Oxidative stress induced by hyperglycaemia and subsequent cellular damage is thought to be one of the major pathophysiological factors causing late complications in diabetes [1, 2]. Hyperglycaemia-dependent superoxide overproduction by the mitochondrial electron transport chain plays a key role in the cellular activation leading to endothelial damage. The generation of reactive oxygen species also involves an increased polyol and hexosamine pathway flux as well as activation of protein kinase C and excess formation of advanced glycation end-products [1]. These pathways lead to pro-inflammatory cell activation and subsequent endothelial dysfunction in diabetes [1, 3].
Even in healthy individuals, glucose challenges have been shown to increase formation of cellular oxidative stress [4] and trigger proinflammatory cellular activation [5]. In addition to hyperglycaemia itself, Monnier and colleagues previously defined glucose fluctuations as determinants of the amount of oxidative stress generated in type 2 diabetes patients [6]; they showed that the mean amplitude of glycaemic excursions (MAGE) from continuous glucose monitoring data correlated positively and independently with urinary 8-iso prostaglandin F2α (8-iso-PGF2α) excretion as an indicator of oxidative stress [6] in patients with poorly controlled diabetes on oral hypoglycaemic agents (OHA).
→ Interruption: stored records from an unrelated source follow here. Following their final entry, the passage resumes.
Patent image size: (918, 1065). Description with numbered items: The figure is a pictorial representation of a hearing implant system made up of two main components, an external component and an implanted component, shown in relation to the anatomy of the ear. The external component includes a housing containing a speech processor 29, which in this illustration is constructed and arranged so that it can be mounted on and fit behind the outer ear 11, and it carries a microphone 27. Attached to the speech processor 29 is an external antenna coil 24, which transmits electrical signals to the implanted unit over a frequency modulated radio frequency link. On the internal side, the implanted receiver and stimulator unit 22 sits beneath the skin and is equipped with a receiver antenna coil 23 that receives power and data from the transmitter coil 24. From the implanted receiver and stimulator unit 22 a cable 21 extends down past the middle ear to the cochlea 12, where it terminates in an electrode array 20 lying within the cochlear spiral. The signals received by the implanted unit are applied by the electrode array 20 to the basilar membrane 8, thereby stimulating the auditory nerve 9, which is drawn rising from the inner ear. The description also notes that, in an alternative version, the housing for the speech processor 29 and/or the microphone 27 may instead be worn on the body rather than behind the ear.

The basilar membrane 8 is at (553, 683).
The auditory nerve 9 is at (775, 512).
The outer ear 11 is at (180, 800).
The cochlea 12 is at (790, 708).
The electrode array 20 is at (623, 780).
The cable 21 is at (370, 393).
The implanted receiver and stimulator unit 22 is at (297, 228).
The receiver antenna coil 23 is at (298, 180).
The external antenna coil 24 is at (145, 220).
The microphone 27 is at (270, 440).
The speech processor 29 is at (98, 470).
In this issue of Diabetologia, Monnier et al. report an influence of insulin therapy on urinary 8-iso-PGF2α excretion in a cross-sectional setting and provide data from small groups of type 2 diabetes patients started on either insulin therapy or receiving additional OHA [7]. The results from this study are particularly interesting, as they imply an independent effect of insulin therapy on oxidative stress and could help explain some recent observations on glucose variability and the development of late complications in clinical trials [8–10].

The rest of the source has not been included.